What Is Cash Flow Analysis?
Cash flow analysis is the structured review of how money moves in and out of a business bank account.
In MCA and small business lending, it is one of the most important underwriting tools because it reveals both strength (consistent revenue, recurring deposits) and risk (NSFs, overdrafts, volatility).
Operators rely on this analysis to understand repayment ability. Instead of focusing only on revenue size, cash flow analysis provides a fuller picture of whether a merchant can meet repayment obligations under an advance or financing program.
How Does Cash Flow Analysis Work?
Cash flow analysis looks at the movement of money over time.
- Revenue capture: Identify recurring deposits such as credit card settlements or payroll receipts.
- Expense mapping: Track fixed obligations such as rent, utilities, ACH debits, and loan payments.
- Risk flags: Detect overdrafts, NSFs, or large irregular withdrawals.
- Trend review: Highlight volatility, negative days, or seasonal shifts in cash flow.
In Heron, cash flow analysis is automated and deeply integrated into the scrubbing workflow.
- Statement parsing: Bank statements are converted into structured data fields.
- Metric calculation: Metrics such as average daily balance, overdraft frequency, and cash-flow volatility are derived automatically.
- Risk surfacing: Red flags like external debt payments or stacked advances are highlighted.
- CRM write-back: Parsed insights are written directly into CRM fields, creating underwriting-ready records.
- Next action: Underwriters receive a concise view of financial stability and repayment capacity without combing through statements manually.
This makes cash flow analysis instant and repeatable at scale.
Why Is Cash Flow Analysis Important?
For brokers and funders, cash flow analysis is important because it directly informs deal eligibility. A merchant with strong, consistent inflows but moderate obligations is a safer candidate than one with high volatility and frequent overdrafts.
Heron improves this process by automating the analysis that used to take hours per packet.

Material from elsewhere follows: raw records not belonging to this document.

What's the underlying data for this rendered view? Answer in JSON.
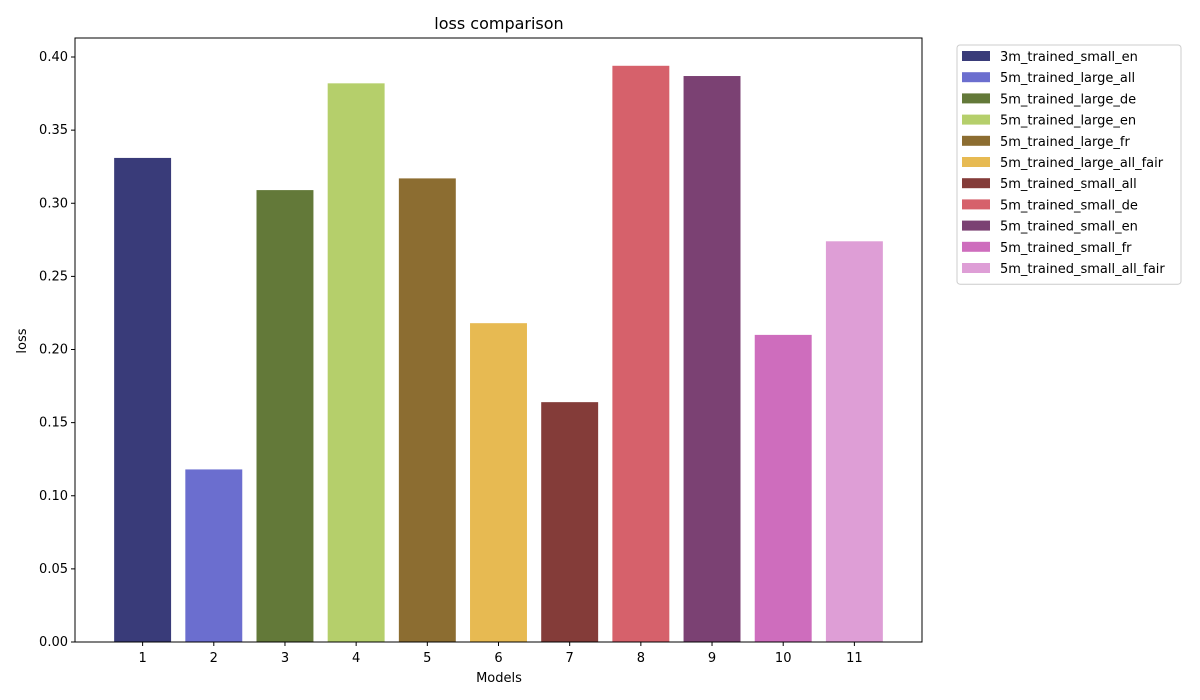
{
  "chart_data": {
    "type": "bar",
    "title": "loss comparison",
    "xlabel": "Models",
    "ylabel": "loss",
    "ylim": [
      0,
      0.413
    ],
    "xlim": [
      0.05,
      11.95
    ],
    "yticks": [
      "0.00",
      "0.05",
      "0.10",
      "0.15",
      "0.20",
      "0.25",
      "0.30",
      "0.35",
      "0.40"
    ],
    "grid": false,
    "legend_position": "outside-upper-right",
    "categories": [
      "1",
      "2",
      "3",
      "4",
      "5",
      "6",
      "7",
      "8",
      "9",
      "10",
      "11"
    ],
    "series": [
      {
        "name": "3m_trained_small_en",
        "value": 0.331,
        "color": "#393b79"
      },
      {
        "name": "5m_trained_large_all",
        "value": 0.118,
        "color": "#6b6ecf"
      },
      {
        "name": "5m_trained_large_de",
        "value": 0.309,
        "color": "#637939"
      },
      {
        "name": "5m_trained_large_en",
        "value": 0.382,
        "color": "#b5cf6b"
      },
      {
        "name": "5m_trained_large_fr",
        "value": 0.317,
        "color": "#8c6d31"
      },
      {
        "name": "5m_trained_large_all_fair",
        "value": 0.218,
        "color": "#e7ba52"
      },
      {
        "name": "5m_trained_small_all",
        "value": 0.164,
        "color": "#843c39"
      },
      {
        "name": "5m_trained_small_de",
        "value": 0.394,
        "color": "#d6616b"
      },
      {
        "name": "5m_trained_small_en",
        "value": 0.387,
        "color": "#7b4173"
      },
      {
        "name": "5m_trained_small_fr",
        "value": 0.21,
        "color": "#ce6dbd"
      },
      {
        "name": "5m_trained_small_all_fair",
        "value": 0.274,
        "color": "#de9ed6"
      }
    ]
  }
}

This allows brokers and funders to handle more deals, cut manual effort, and reduce risk by catching early warning signs.
Common Use Cases
Cash flow analysis is applied in nearly every underwriting scenario.
- Evaluating repayment capacity for MCA or RBF eligibility.

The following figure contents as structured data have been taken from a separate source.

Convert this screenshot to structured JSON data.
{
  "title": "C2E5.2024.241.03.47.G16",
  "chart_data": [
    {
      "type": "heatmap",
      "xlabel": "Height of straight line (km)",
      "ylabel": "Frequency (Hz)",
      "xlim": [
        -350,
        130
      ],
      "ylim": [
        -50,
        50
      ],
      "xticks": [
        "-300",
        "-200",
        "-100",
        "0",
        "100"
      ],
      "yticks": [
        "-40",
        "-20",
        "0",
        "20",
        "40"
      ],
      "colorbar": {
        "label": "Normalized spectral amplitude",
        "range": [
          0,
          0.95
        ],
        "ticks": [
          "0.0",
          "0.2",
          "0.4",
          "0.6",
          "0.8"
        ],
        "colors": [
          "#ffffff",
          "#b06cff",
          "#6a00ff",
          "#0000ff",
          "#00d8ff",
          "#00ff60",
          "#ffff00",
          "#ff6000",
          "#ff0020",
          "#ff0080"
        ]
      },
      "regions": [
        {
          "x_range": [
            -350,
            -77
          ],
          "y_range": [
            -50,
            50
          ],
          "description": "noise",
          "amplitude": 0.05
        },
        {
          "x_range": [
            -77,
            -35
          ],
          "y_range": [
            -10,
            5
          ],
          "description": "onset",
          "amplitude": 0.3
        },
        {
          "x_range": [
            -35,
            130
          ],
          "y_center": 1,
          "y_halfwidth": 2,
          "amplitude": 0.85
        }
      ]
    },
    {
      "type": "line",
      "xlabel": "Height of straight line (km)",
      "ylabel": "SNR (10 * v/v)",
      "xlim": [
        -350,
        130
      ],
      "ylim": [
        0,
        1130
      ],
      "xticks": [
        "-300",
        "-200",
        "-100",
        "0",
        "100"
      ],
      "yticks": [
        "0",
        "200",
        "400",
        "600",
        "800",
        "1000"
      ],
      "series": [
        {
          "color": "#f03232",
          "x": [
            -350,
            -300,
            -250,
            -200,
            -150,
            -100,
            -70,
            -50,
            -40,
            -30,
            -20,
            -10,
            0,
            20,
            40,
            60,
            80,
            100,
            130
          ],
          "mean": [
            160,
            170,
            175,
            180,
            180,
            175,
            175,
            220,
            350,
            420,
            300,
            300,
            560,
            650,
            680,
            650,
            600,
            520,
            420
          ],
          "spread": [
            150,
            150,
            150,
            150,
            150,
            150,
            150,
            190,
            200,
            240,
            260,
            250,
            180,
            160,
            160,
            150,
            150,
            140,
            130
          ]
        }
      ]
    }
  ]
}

- Detecting stacking risk from recurring ACH debits to other lenders.
- Identifying NSFs and overdrafts as signals of financial strain.
- Highlighting seasonality to contextualize cash flow swings.
- Producing clean, structured metrics for CRM reporting.
FAQs About Cash Flow Analysis
How does Heron automate cash flow analysis?
Heron parses bank statements, calculates key metrics such as volatility and average daily balance, and flags risk signals like negative days or NSFs.
Why is cash flow analysis valuable for MCA brokers and funders?
It reduces underwriting time, provides objective financial metrics, and improves decision accuracy by focusing on real merchant cash behavior.
What outputs should teams expect from cash flow analysis in Heron?
Teams receive structured CRM fields showing revenue trends, obligations, and risk flags, along with underwriting-ready packets that eliminate manual calculations.